第2話:婚約破棄
「どういうことだ、ロサリア……」
書斎に呼び出されたロサリアはエルディアン公爵に手紙を見せられて絶句していた。
そこには王皇太子レオンハルトとロサリアの婚約を破棄する内容が記されている。その上、婚約破棄の理由がロサリアの不貞行為のためだと書かれていた。
突然の事でロサリアには訳が分からなかった。
不貞行為どころか、まともに友人さえいない状況だ。
「お父様……わたくしにはなんの事だか──」
「今までお前を教育してきたというのに、恩を仇で返すのか!?」
「申し訳ございません……」
「もうすぐ私は隠居するつもりだったというのに……ジャレッドに、兄に申し訳ないとは思わんのかね!?」
「申し訳ございません……」
「どれだけお前に時間と金をかけてきたと思っているんだ……どれだけ私が王家と婚姻を結ぶのに苦労してきたと思っているのだ。ジャレッドのために私が人生のほとんどを捧げたというのに、貴様は!」
インクの入った小瓶を投げつけられ、ロサリアのドレスは黒く汚れていく。
俯いたまま、ロサリアは小さく肩を震わせて泣いていた。
何が自分の身に起こっているのか分からないが、一つだけ彼女にも理解出来たことがある。
ジャレッドに迷惑をかけしまったということだ。
政略結婚の道具として養子として迎え入れられた彼女を本当の妹のように接してくれた。金貨数枚で売り払った両親よりも、本当の家族のように思ってくれていたのに、ジャレッドの立場もなくしてしまったのだ。

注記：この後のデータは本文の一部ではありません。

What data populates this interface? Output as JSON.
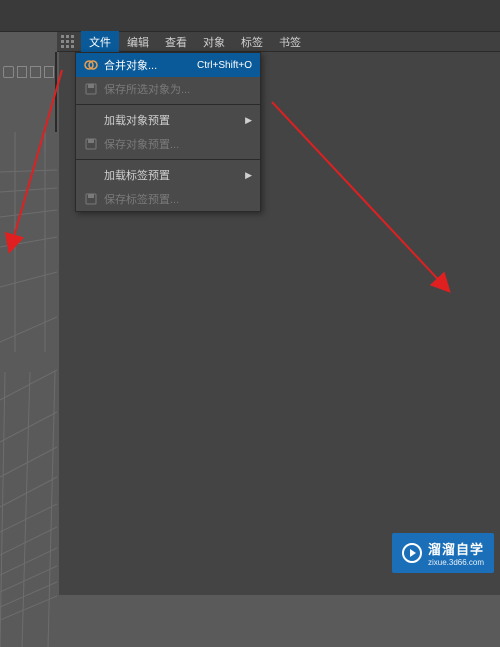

「はぁ……もういい。お前はイロスキー・フォン・ヘンタイン伯爵の妾になってもらう」
その名を聞いて、ロサリアは怯えていた。
帝国でも好色家として有名だ。
正妻を娶らずに何十人と妾を侍らせている。
帝国では、妻は一人までだが、情婦に関してはなんの決まりもない。その法を逆手にとってハーレムを築いているのがイロスキーと言う男だ。
しかも、今はイロスキー・フォン・ヘンタイン伯爵は宰相の地位にある。なまじ優秀なこともあり、彼に声を上げられるものはいなかった。
そんな男の妾になると知って、ロサリアは目の前が真っ暗になっていた。
やっと公爵から開放されると、ロサリアは失意のまま私室に戻る。
ベッドに転がっていると、ドアをノックする音とジャレッドの心配そうな声が聞こえてきた。
「ロサリア、大丈夫か?」
ロサリアは何も答えられなかった。
大好きな兄に迷惑をかけてしまったのだ。
どんな顔をして会えばいいと言うのだろうか。
しばらくすると、ロサリアの部屋の前から気配が消える。遠ざかる足音を聞いて、彼女はベッドから起き上がって手を伸ばすがゆっくりと下げていく。
今さら呼び止めようにも遅い。
合わせる顔がないと思いながらも、ジャレッドに会いたい。そんな中途半端な感情に、ロサリアはまた自分に嫌気がさしてきた。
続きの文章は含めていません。